Today is #GivingTuesday™ (I think you're required to spell it with the hashtag and the trademark).
The idea for this holiday is pretty straightforward: There's a day for shopping like crazy (Black Friday), and a day for shopping online like crazy (Cyber Monday). Why not a day for giving?
I'm all for anything that encourages people to give. But there's a problem with Giving Tuesday: It's not real. It was made up by marketers. It's an attempt to create something that isn't there.
Black Friday and Cyber Monday weren't cooked up by marketers. Both of those days are named for actions lots of real people were already doing. Marketers do their best to connect with those behaviors.
Trying to concoct a new behavior-based "Day" out of thin air is a tall order. You could spend billions promoting it and not any meaningful difference.

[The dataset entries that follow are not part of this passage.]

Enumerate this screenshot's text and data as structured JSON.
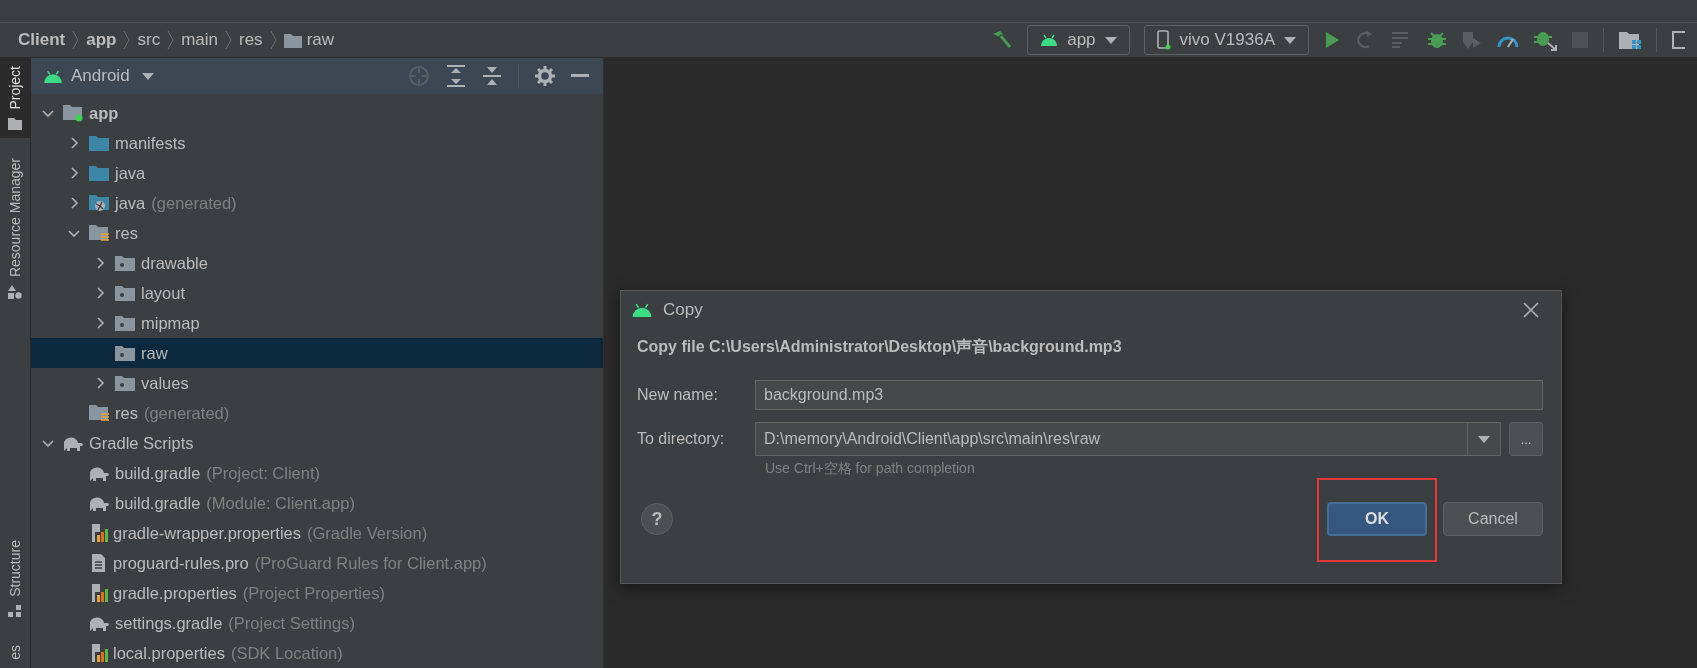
{
  "breadcrumbs": [
    {
      "label": "Client",
      "kind": "bold"
    },
    {
      "label": "app",
      "kind": "bold"
    },
    {
      "label": "src",
      "kind": "plain"
    },
    {
      "label": "main",
      "kind": "plain"
    },
    {
      "label": "res",
      "kind": "plain"
    },
    {
      "label": "raw",
      "kind": "folder"
    }
  ],
  "run_config": {
    "label": "app"
  },
  "device": {
    "label": "vivo V1936A"
  },
  "side_tabs_top": [
    {
      "label": "Project",
      "selected": true
    },
    {
      "label": "Resource Manager",
      "selected": false
    }
  ],
  "side_tabs_bottom": [
    {
      "label": "Structure",
      "selected": false
    },
    {
      "label": "es",
      "selected": false
    }
  ],
  "project_panel": {
    "view": "Android"
  },
  "tree": [
    {
      "label": "app",
      "kind": "module",
      "bold": true,
      "expanded": true,
      "selected": false,
      "children": [
        {
          "label": "manifests",
          "kind": "folder-blue",
          "expanded": false,
          "selected": false
        },
        {
          "label": "java",
          "kind": "folder-blue",
          "expanded": false,
          "selected": false
        },
        {
          "label": "java",
          "note": "(generated)",
          "kind": "folder-generated",
          "expanded": false,
          "selected": false
        },
        {
          "label": "res",
          "kind": "res",
          "expanded": true,
          "selected": false,
          "children": [
            {
              "label": "drawable",
              "kind": "res-dir",
              "expanded": false,
              "selected": false
            },
            {
              "label": "layout",
              "kind": "res-dir",
              "expanded": false,
              "selected": false
            },
            {
              "label": "mipmap",
              "kind": "res-dir",
              "expanded": false,
              "selected": false
            },
            {
              "label": "raw",
              "kind": "res-dir",
              "selected": true
            },
            {
              "label": "values",
              "kind": "res-dir",
              "expanded": false,
              "selected": false
            }
          ]
        },
        {
          "label": "res",
          "note": "(generated)",
          "kind": "res",
          "selected": false
        }
      ]
    },
    {
      "label": "Gradle Scripts",
      "kind": "gradle",
      "expanded": true,
      "selected": false,
      "children": [
        {
          "label": "build.gradle",
          "note": "(Project: Client)",
          "kind": "gradle",
          "selected": false
        },
        {
          "label": "build.gradle",
          "note": "(Module: Client.app)",
          "kind": "gradle",
          "selected": false
        },
        {
          "label": "gradle-wrapper.properties",
          "note": "(Gradle Version)",
          "kind": "props",
          "selected": false
        },
        {
          "label": "proguard-rules.pro",
          "note": "(ProGuard Rules for Client.app)",
          "kind": "file",
          "selected": false
        },
        {
          "label": "gradle.properties",
          "note": "(Project Properties)",
          "kind": "props",
          "selected": false
        },
        {
          "label": "settings.gradle",
          "note": "(Project Settings)",
          "kind": "gradle",
          "selected": false
        },
        {
          "label": "local.properties",
          "note": "(SDK Location)",
          "kind": "props",
          "selected": false
        }
      ]
    }
  ],
  "dialog": {
    "title": "Copy",
    "message": "Copy file C:\\Users\\Administrator\\Desktop\\声音\\background.mp3",
    "fields": [
      {
        "label": "New name:",
        "value": "background.mp3",
        "kind": "text"
      },
      {
        "label": "To directory:",
        "value": "D:\\memory\\Android\\Client\\app\\src\\main\\res\\raw",
        "kind": "combo",
        "browse": "..."
      }
    ],
    "hint": "Use Ctrl+空格 for path completion",
    "help": "?",
    "buttons": [
      {
        "label": "OK",
        "default": true,
        "highlighted": true
      },
      {
        "label": "Cancel",
        "default": false,
        "highlighted": false
      }
    ]
  }
}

I wish the creators of Giving Tuesday had spent some time thinking about actual donor behavior, because they would have realized there's already a "Giving Tuesday." It's on a Monday this year. It's December 31.

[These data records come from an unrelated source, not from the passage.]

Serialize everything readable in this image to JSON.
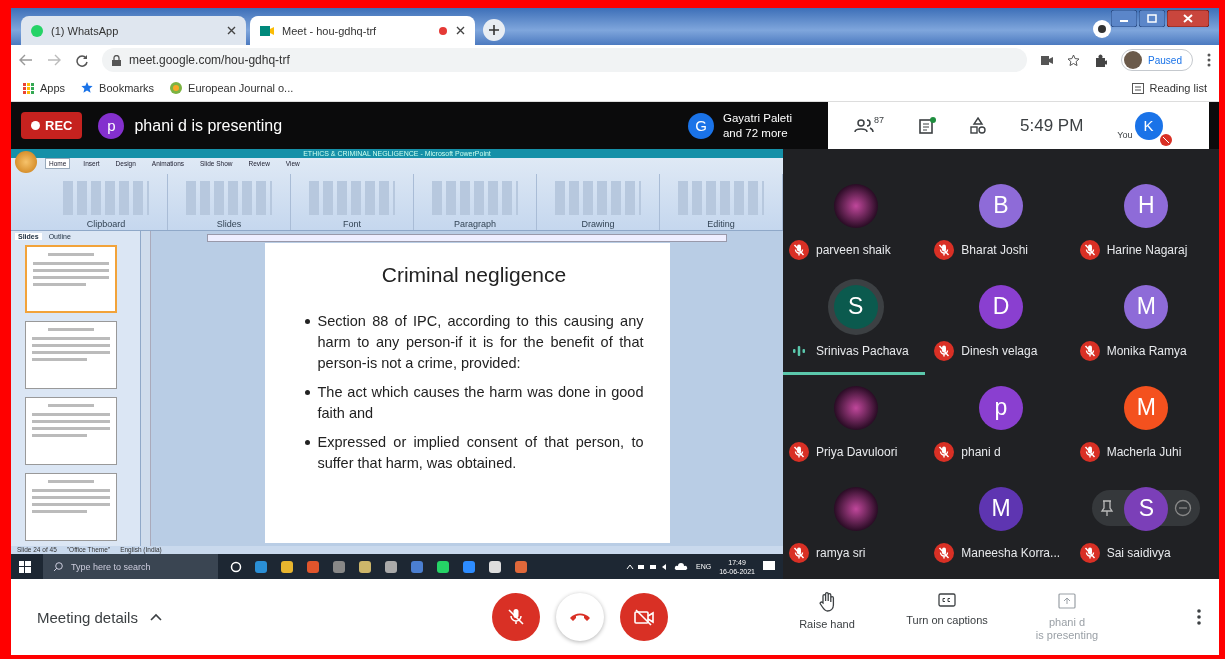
{
  "browser": {
    "tabs": [
      {
        "title": "(1) WhatsApp",
        "selected": false,
        "recording": false
      },
      {
        "title": "Meet - hou-gdhq-trf",
        "selected": true,
        "recording": true
      }
    ],
    "url": "meet.google.com/hou-gdhq-trf",
    "profile_status": "Paused",
    "bookmarks": [
      "Apps",
      "Bookmarks",
      "European Journal o..."
    ],
    "reading_list": "Reading list"
  },
  "meet_bar": {
    "rec_label": "REC",
    "presenter_initial": "p",
    "presenter_text": "phani d is presenting",
    "others_initial": "G",
    "others_name": "Gayatri Paleti",
    "others_more": "and 72 more",
    "participant_count": "87",
    "time": "5:49 PM",
    "you_label": "You",
    "you_initial": "K"
  },
  "shared_screen": {
    "window_title": "ETHICS & CRIMINAL NEGLIGENCE - Microsoft PowerPoint",
    "ribbon_tabs": [
      {
        "label": "Home",
        "selected": true
      },
      {
        "label": "Insert",
        "selected": false
      },
      {
        "label": "Design",
        "selected": false
      },
      {
        "label": "Animations",
        "selected": false
      },
      {
        "label": "Slide Show",
        "selected": false
      },
      {
        "label": "Review",
        "selected": false
      },
      {
        "label": "View",
        "selected": false
      }
    ],
    "ribbon_groups": [
      "Clipboard",
      "Slides",
      "Font",
      "Paragraph",
      "Drawing",
      "Editing"
    ],
    "pane_tabs": [
      {
        "label": "Slides",
        "selected": true
      },
      {
        "label": "Outline",
        "selected": false
      }
    ],
    "thumbnails": [
      {
        "selected": true
      },
      {
        "selected": false
      },
      {
        "selected": false
      },
      {
        "selected": false
      }
    ],
    "slide": {
      "title": "Criminal negligence",
      "bullets": [
        "Section 88 of IPC, according to this causing any harm to any person-if it is for the benefit of that person-is not a crime, provided:",
        "The act which causes the harm was done in good faith and",
        "Expressed or implied consent of that person, to suffer that harm, was obtained."
      ]
    },
    "status": [
      "Slide 24 of 45",
      "\"Office Theme\"",
      "English (India)"
    ],
    "taskbar": {
      "search_placeholder": "Type here to search",
      "language": "ENG",
      "time": "17:49",
      "date": "16-06-2021"
    }
  },
  "participants": [
    {
      "name": "parveen shaik",
      "kind": "photo",
      "muted": true,
      "speaking": false,
      "hovered": false
    },
    {
      "name": "Bharat Joshi",
      "kind": "letter",
      "initial": "B",
      "color": "#8e6bd8",
      "muted": true,
      "speaking": false,
      "hovered": false
    },
    {
      "name": "Harine Nagaraj",
      "kind": "letter",
      "initial": "H",
      "color": "#8e6bd8",
      "muted": true,
      "speaking": false,
      "hovered": false
    },
    {
      "name": "Srinivas Pachava",
      "kind": "letter",
      "initial": "S",
      "color": "#0b5a4e",
      "muted": false,
      "speaking": true,
      "hovered": false
    },
    {
      "name": "Dinesh velaga",
      "kind": "letter",
      "initial": "D",
      "color": "#8a3fd0",
      "muted": true,
      "speaking": false,
      "hovered": false
    },
    {
      "name": "Monika Ramya",
      "kind": "letter",
      "initial": "M",
      "color": "#8e6bd8",
      "muted": true,
      "speaking": false,
      "hovered": false
    },
    {
      "name": "Priya Davuloori",
      "kind": "photo",
      "muted": true,
      "speaking": false,
      "hovered": false
    },
    {
      "name": "phani d",
      "kind": "letter",
      "initial": "p",
      "color": "#8a3fd0",
      "muted": true,
      "speaking": false,
      "hovered": false
    },
    {
      "name": "Macherla Juhi",
      "kind": "letter",
      "initial": "M",
      "color": "#f4511e",
      "muted": true,
      "speaking": false,
      "hovered": false
    },
    {
      "name": "ramya sri",
      "kind": "photo",
      "muted": true,
      "speaking": false,
      "hovered": false
    },
    {
      "name": "Maneesha Korra...",
      "kind": "letter",
      "initial": "M",
      "color": "#5e35b1",
      "muted": true,
      "speaking": false,
      "hovered": false
    },
    {
      "name": "Sai saidivya",
      "kind": "letter",
      "initial": "S",
      "color": "#7b3fb8",
      "muted": true,
      "speaking": false,
      "hovered": true
    }
  ],
  "bottom": {
    "meeting_details": "Meeting details",
    "controls": [
      {
        "kind": "mic",
        "on": false
      },
      {
        "kind": "leave"
      },
      {
        "kind": "camera",
        "on": false
      }
    ],
    "actions": [
      {
        "kind": "hand",
        "label": "Raise hand",
        "disabled": false
      },
      {
        "kind": "captions",
        "label": "Turn on captions",
        "disabled": false
      },
      {
        "kind": "present",
        "label": "phani d\nis presenting",
        "disabled": true
      }
    ]
  }
}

Online giving spikes on December 31. It's the largest giving day of the year for most fundraisers online.
Why try to force donors into an artificial behavior, when you could simply observe what they already do and encourage more of them to do more of it? That's how you can really get traction. And revenue.

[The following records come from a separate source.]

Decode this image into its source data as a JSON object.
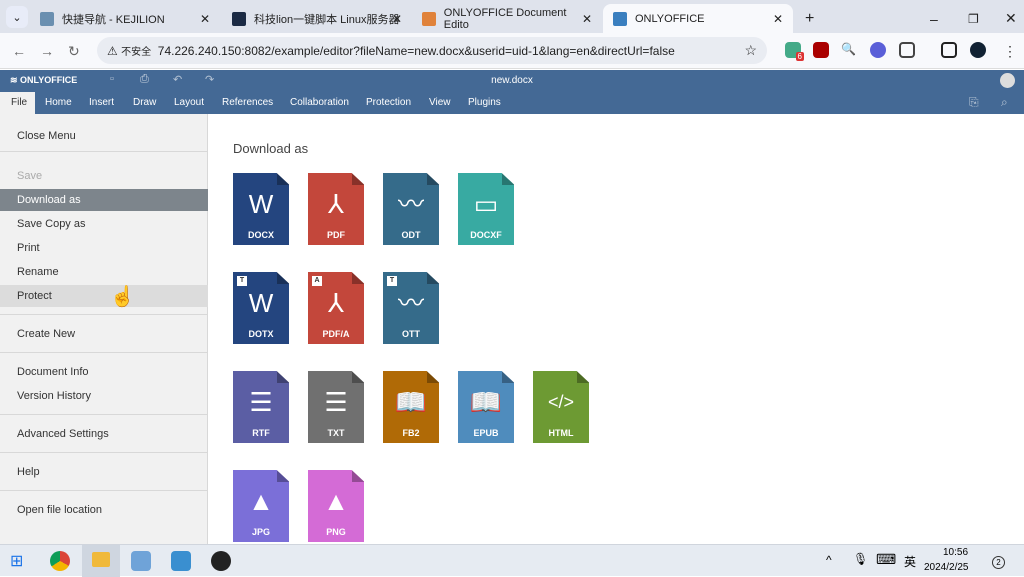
{
  "browser": {
    "tabs": [
      {
        "title": "快捷导航 - KEJILION",
        "color": "#6a8fb0"
      },
      {
        "title": "科技lion一键脚本 Linux服务器",
        "color": "#1b2a44"
      },
      {
        "title": "ONLYOFFICE Document Edito",
        "color": "#e0823a"
      },
      {
        "title": "ONLYOFFICE",
        "color": "#3a7fbf"
      }
    ],
    "new_tab": "+",
    "insecure_label": "不安全",
    "url": "74.226.240.150:8082/example/editor?fileName=new.docx&userid=uid-1&lang=en&directUrl=false",
    "ext_badge": "6"
  },
  "editor": {
    "logo": "ONLYOFFICE",
    "doc_title": "new.docx",
    "tabs": [
      "File",
      "Home",
      "Insert",
      "Draw",
      "Layout",
      "References",
      "Collaboration",
      "Protection",
      "View",
      "Plugins"
    ]
  },
  "menu": {
    "items": [
      {
        "label": "Close Menu",
        "state": ""
      },
      {
        "label": "Save",
        "state": "disabled"
      },
      {
        "label": "Download as",
        "state": "selected"
      },
      {
        "label": "Save Copy as",
        "state": ""
      },
      {
        "label": "Print",
        "state": ""
      },
      {
        "label": "Rename",
        "state": ""
      },
      {
        "label": "Protect",
        "state": "hover"
      },
      {
        "label": "Create New",
        "state": ""
      },
      {
        "label": "Document Info",
        "state": ""
      },
      {
        "label": "Version History",
        "state": ""
      },
      {
        "label": "Advanced Settings",
        "state": ""
      },
      {
        "label": "Help",
        "state": ""
      },
      {
        "label": "Open file location",
        "state": ""
      }
    ]
  },
  "download": {
    "title": "Download as",
    "rows": [
      [
        {
          "label": "DOCX",
          "glyph": "W",
          "color": "#24457f"
        },
        {
          "label": "PDF",
          "glyph": "⅄",
          "color": "#c3473b"
        },
        {
          "label": "ODT",
          "glyph": "〰",
          "color": "#356b8a"
        },
        {
          "label": "DOCXF",
          "glyph": "▭",
          "color": "#38aaa2"
        }
      ],
      [
        {
          "label": "DOTX",
          "glyph": "W",
          "color": "#24457f",
          "badge": "T"
        },
        {
          "label": "PDF/A",
          "glyph": "⅄",
          "color": "#c3473b",
          "badge": "A"
        },
        {
          "label": "OTT",
          "glyph": "〰",
          "color": "#356b8a",
          "badge": "T"
        }
      ],
      [
        {
          "label": "RTF",
          "glyph": "☰",
          "color": "#5b5ea4"
        },
        {
          "label": "TXT",
          "glyph": "☰",
          "color": "#707070"
        },
        {
          "label": "FB2",
          "glyph": "📖",
          "color": "#b06a06"
        },
        {
          "label": "EPUB",
          "glyph": "📖",
          "color": "#4f8cbd"
        },
        {
          "label": "HTML",
          "glyph": "</>",
          "color": "#6d9a33"
        }
      ],
      [
        {
          "label": "JPG",
          "glyph": "▲",
          "color": "#7b6fd8"
        },
        {
          "label": "PNG",
          "glyph": "▲",
          "color": "#d46bd6"
        }
      ]
    ]
  },
  "taskbar": {
    "ime": "英",
    "time": "10:56",
    "date": "2024/2/25",
    "notif": "2"
  }
}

I couldn't agree with you more.
Posted by: Pamela Grow | 27 November 2012 at 08:36
Jeff Brooks, I've never loved you more. Thanks for articulating the voice in the back of my head that hasn't has time to put together a coherent response or reaction to this. Now I don't have to. I can simply hit "forward."
Posted by: Tina Cincotti | 27 November 2012 at 12:15
"Cyber Monday" was created by marketing companies to persuade people to shop online...
"Black Friday" was never the busiest shopping day of the year until marketers started selling it as so...
Just sayin' my friend.
Posted by: Seth | 27 November 2012 at 12:30
Hey Jeff -- I completely agree that it's so difficult to create movement or shape behavior. The only difference I have with you is that if there's a little momentum for Giving Tuesday, why not swim in that current? It's early in the day, but our clients are seeing some nice lifts in online giving so far today. And since all the push has been social and online with no changing of existing plans it's possible that this little uptick is all new donations. We'll see when we total out the year!
Great thinking as always.
st
Posted by: Steve Thomas | 27 November 2012 at 12:44
It seems to me that 'Giving Tuesday' was thought up as an antidote to mindless consumerism void of any meaning. That said, you're right, December 31 is the day-of-all-days for charitable giving. In fact, according to Network for Good, 15% of all giving in December happens on the last day of the year, and mostly within 7 hours in midday. Here's the link: http://s-im.us/givingdec31. --Happy Holidays
Posted by: Filiberto Gonzalez | 27 November 2012 at 15:11
I agree with the point that Giving Tuesday has the potential to be hollow and trite, and obviously also with the point that December 31 is already the biggest giving day of the year. Further, there's no denying that Giving Tuesday was a dreamt-up idea, although to be fair it was created by marketers hired by nonprofits, not by marketers.
What I'd offer, though, is that there's really nothing good about the biggest giving day of the year being the LAST day of the year. I applaud *any* effort to try to shift that giving earlier in the year. I'm not sure I understand the downside.
Further, with the incessant drone of BUY-BUY-BUY that now starts weeks before Thanksgiving and floods every single media channel, I like the idea of trying to mesh in some other message -- if only for balance.